The Blog about Fine Art Photography in the American South
"In the South they are convinced that they are capable of having bloodied their land with history. In the West we lack this conviction."
-- Joan Didion
Friday, July 13, 2012
One One Thousand for July Deals with Visitors to the South
Folks have been visiting the South forever, and one of the things that fascinates Southerners is the strange behavior that visitors exhibit while they are here.
We are not sure what it is about the South that elicits such strange behavior, but the photographers featured in the current issue of One: One Thousand, the Southern photography online magazine, document some of that behavior, and some of its consequences for the South.
Minneapolis-based photographer Tim Gruber, in his portfolio The Island, says he is interested in"life on the Outer Banks of North Carolina," a "long and narrow string of barrier islands" that attracts visitors looking for a "vacation destination."
Gruber goes deeper here, for these islands are also the place where he "fell in love, married and now [he is] trying to discover the peculiar qualities that have me so intrigued by this little island."
What he documents in these well-seen images is the impact of tourism on a culture with few economic options other than to cater to the tastes and interests of tourists.
In Gruber's images, as in real life, what tourists seem to want is to build large houses dangerously close to the edge of the ocean, to have vast tracts of land turned over to elaborate miniature golf courses, and to behave in strange ways usually involving the bearing of skin to the merciless rays of the sun.
In these images, we are reminded of the season, but also of the off-season, when the permanent residents board up, put away, and try to survive the storms of the fall and winter until economic opportunity arrives once more in the form of tourists' tastes and whims and appetites.
The Outer Banks are a really fragile string of islands.
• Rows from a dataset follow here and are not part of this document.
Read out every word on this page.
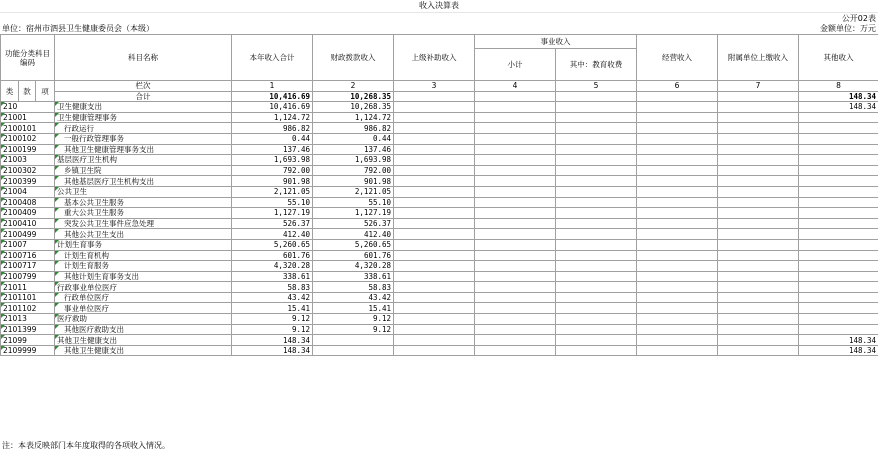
收入决算表
公开02表
单位：宿州市泗县卫生健康委员会（本级）	金额单位：万元
功能分类科目编码			科目名称	本年收入合计	财政拨款收入	上级补助收入	事业收入		经营收入	附属单位上缴收入	其他收入
							小计	其中：教育收费			
类	款	项	栏次	1	2	3	4	5	6	7	8
			合计	10,416.69	10,268.35						148.34
210			卫生健康支出	10,416.69	10,268.35						148.34
21001			卫生健康管理事务	1,124.72	1,124.72						
2100101			行政运行	986.82	986.82						
2100102			一般行政管理事务	0.44	0.44						
2100199			其他卫生健康管理事务支出	137.46	137.46						
21003			基层医疗卫生机构	1,693.98	1,693.98						
2100302			乡镇卫生院	792.00	792.00						
2100399			其他基层医疗卫生机构支出	901.98	901.98						
21004			公共卫生	2,121.05	2,121.05						
2100408			基本公共卫生服务	55.10	55.10						
2100409			重大公共卫生服务	1,127.19	1,127.19						
2100410			突发公共卫生事件应急处理	526.37	526.37						
2100499			其他公共卫生支出	412.40	412.40						
21007			计划生育事务	5,260.65	5,260.65						
2100716			计划生育机构	601.76	601.76						
2100717			计划生育服务	4,320.28	4,320.28						
2100799			其他计划生育事务支出	338.61	338.61						
21011			行政事业单位医疗	58.83	58.83						
2101101			行政单位医疗	43.42	43.42						
2101102			事业单位医疗	15.41	15.41						
21013			医疗救助	9.12	9.12						
2101399			其他医疗救助支出	9.12	9.12						
21099			其他卫生健康支出	148.34							148.34
2109999			其他卫生健康支出	148.34							148.34
注：本表反映部门本年度取得的各项收入情况。
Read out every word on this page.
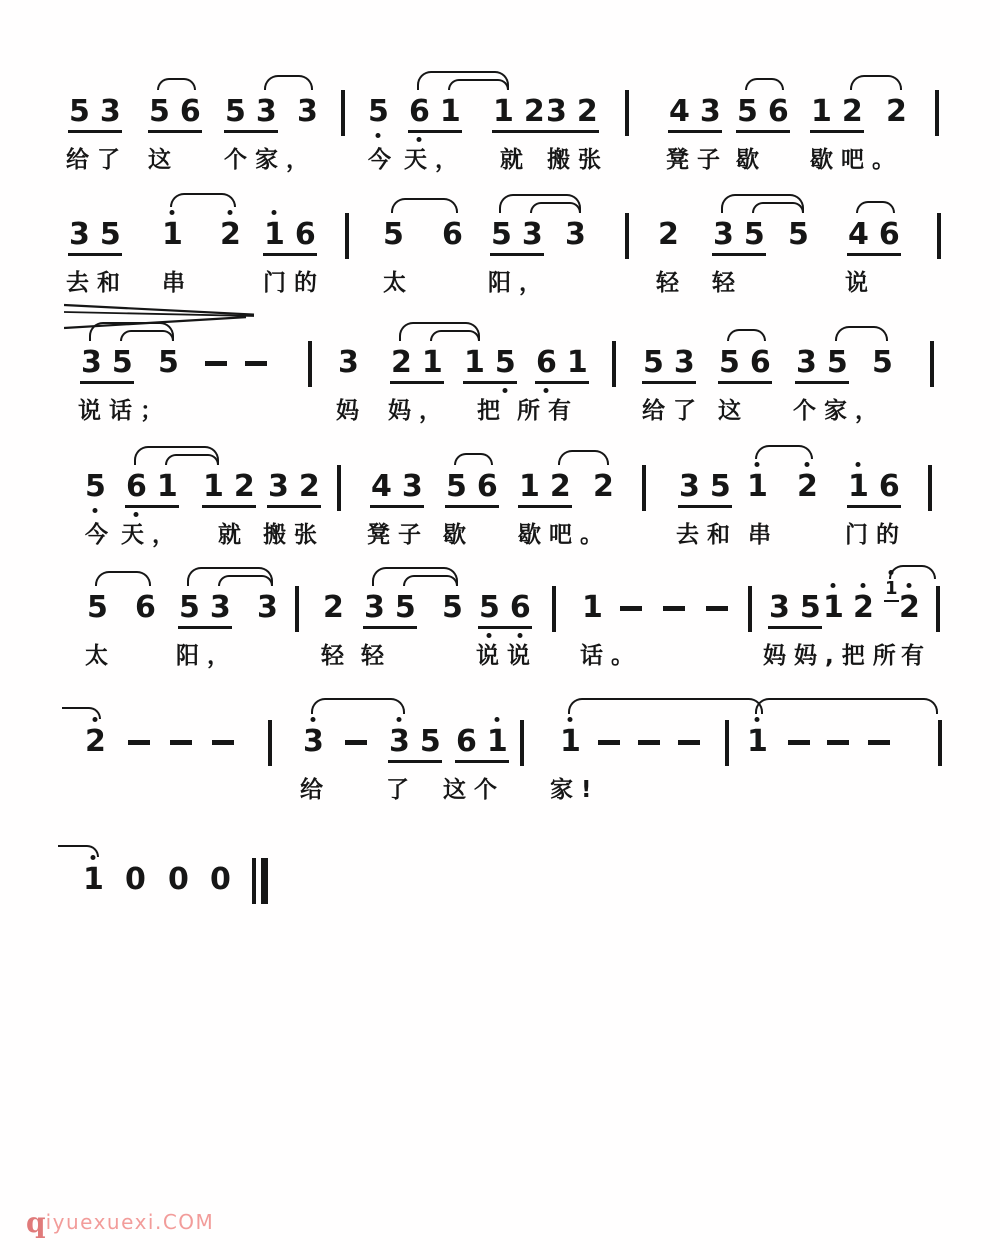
5 3 5 6 5 3 3 5 6 1 1 2 3 2 4 3 5 6 1 2 2
给了 这 个家， 今 天， 就 搬张 凳子 歇 歇吧。
3 5 1 2 1 6 5 6 5 3 3 2 3 5 5 4 6
去和 串	门的	太	阳，	轻 轻	说
3 5 5	3 2 1 1 5 6 1 5 3 5 6 3 5 5
说话；	妈 妈， 把 所有	给了 这 个家，
5 6 1 1 2 3 2 4 3 5 6 1 2 2 3 5 1 2 1 6
今 天， 就 搬张 凳子 歇 歇吧。	去和 串	门的
5 6 5 3 3 2 3 5 5 5 6 1	3 5 1 2
1
2
太	阳，	轻 轻	说说 话。	妈妈,把所
有
2	3 3 5 6 1 1	1
给 了 这个 家!
1 0 0 0
qiyuexuexi.COM
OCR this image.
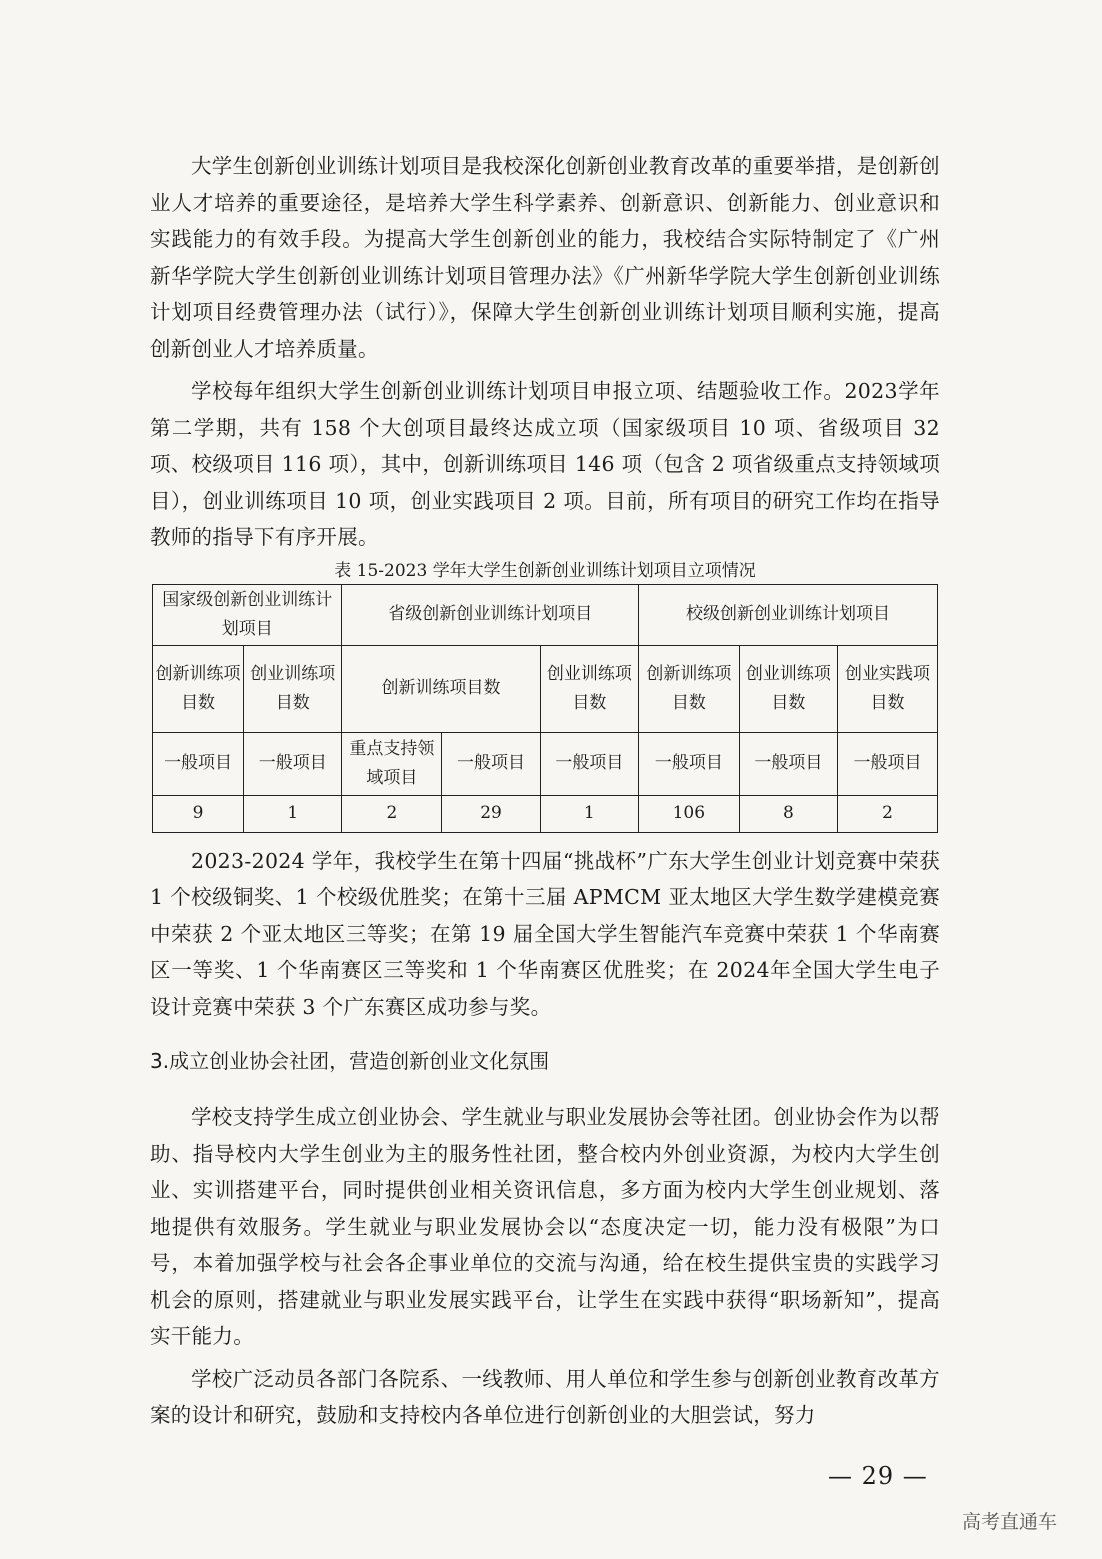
大学生创新创业训练计划项目是我校深化创新创业教育改革的重要举措，是创新创业人才培养的重要途径，是培养大学生科学素养、创新意识、创新能力、创业意识和实践能力的有效手段。为提高大学生创新创业的能力，我校结合实际特制定了《广州新华学院大学生创新创业训练计划项目管理办法》《广州新华学院大学生创新创业训练计划项目经费管理办法（试行）》，保障大学生创新创业训练计划项目顺利实施，提高创新创业人才培养质量。

学校每年组织大学生创新创业训练计划项目申报立项、结题验收工作。2023学年第二学期，共有 158 个大创项目最终达成立项（国家级项目 10 项、省级项目 32 项、校级项目 116 项），其中，创新训练项目 146 项（包含 2 项省级重点支持领域项目），创业训练项目 10 项，创业实践项目 2 项。目前，所有项目的研究工作均在指导教师的指导下有序开展。

表 15-2023 学年大学生创新创业训练计划项目立项情况
国家级创新创业训练计划项目		省级创新创业训练计划项目			校级创新创业训练计划项目		
创新训练项目数	创业训练项目数	创新训练项目数		创业训练项目数	创新训练项目数	创业训练项目数	创业实践项目数
一般项目	一般项目	重点支持领域项目	一般项目	一般项目	一般项目	一般项目	一般项目
9	1	2	29	1	106	8	2

2023-2024 学年，我校学生在第十四届“挑战杯”广东大学生创业计划竞赛中荣获 1 个校级铜奖、1 个校级优胜奖；在第十三届 APMCM 亚太地区大学生数学建模竞赛中荣获 2 个亚太地区三等奖；在第 19 届全国大学生智能汽车竞赛中荣获 1 个华南赛区一等奖、1 个华南赛区三等奖和 1 个华南赛区优胜奖；在 2024年全国大学生电子设计竞赛中荣获 3 个广东赛区成功参与奖。

3.成立创业协会社团，营造创新创业文化氛围

学校支持学生成立创业协会、学生就业与职业发展协会等社团。创业协会作为以帮助、指导校内大学生创业为主的服务性社团，整合校内外创业资源，为校内大学生创业、实训搭建平台，同时提供创业相关资讯信息，多方面为校内大学生创业规划、落地提供有效服务。学生就业与职业发展协会以“态度决定一切，能力没有极限”为口号，本着加强学校与社会各企事业单位的交流与沟通，给在校生提供宝贵的实践学习机会的原则，搭建就业与职业发展实践平台，让学生在实践中获得“职场新知”，提高实干能力。

学校广泛动员各部门各院系、一线教师、用人单位和学生参与创新创业教育改革方案的设计和研究，鼓励和支持校内各单位进行创新创业的大胆尝试，努力

— 29 —
高考直通车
They are probably doomed by global warming. The struggles staged here between economic opportunity and conservation, between natural beauty and human desire, are played out constantly in the political and social cultures of North Carolina. Their consequences are enormous.
Over against that, or as an integral part of that, are personal stories like Gruber's, of love and commitment and the making of meaning.
Gruber embodies some of this complexity in these images, and hints at other aspects of it. I hope he keeps working on it.
Savannah-based photographer Adam Kuehl also deals with the impact of another a visitor to the South, the ubiquitous ecological disaster known as kudzu.
Kudzu is the American name of a Japanese vine called kuzu that grows in Japan on rocky slopes with shallow soil.
I've seen it in Japan. In Japan, it looks a lot like ivy.
It was brought to the USA in the late 19th century and was introduced to the South as an answer to the depletion of nutrients in Southern soil -- it is rich in nitrogen -- and as a way of dealing with soil erosion.
The idea was, you plant it and then plow it under.
Like other visitors to the South, however, kudzu had other ideas. The hot, humid summers and deep Southern soil inspired it to discover a capacity for rapid growth and a desire for territorial take-over.
People say the way to plant kudzu is to throw a sprig of it over your shoulder and run like hell. It covers everything -- houses, cars, fields, trees -- and is extremely difficult to eradicate once it is established.
The thing about kudzu, visually, is that it changes the contours of the landscape, smoothing out irregularities and particularities into large forms that make a strangely uniform natural backdrop for other, perhaps human-made, forms.
It also can have a kind of menacing character as the objects it covers loom up before us.
Kuehl in his portfolio Kudzu makes good choices in these images, using light in some interesting ways to heighten the peculiar appearance of this vegetable visitor to the Southern landscape.
I sometime wonder what the Southern landscape looked like before kudzu.
Southerners are often suspicious of visitors. Based on experience, we have reason to believe that visitors might look benign and helpful, but they have appetites and desires they want us to help them satisfy, or they threaten to grow big and take over.
But wait -- we were all visitors once.
Thanks for this delightful roundup and wonderful 'sample' photos.
ReplyDeleteJohn, thanks for taking the time to check out my work! What a wonderful and thoughtful summary of the project. Looking forward to reading your future blog posts.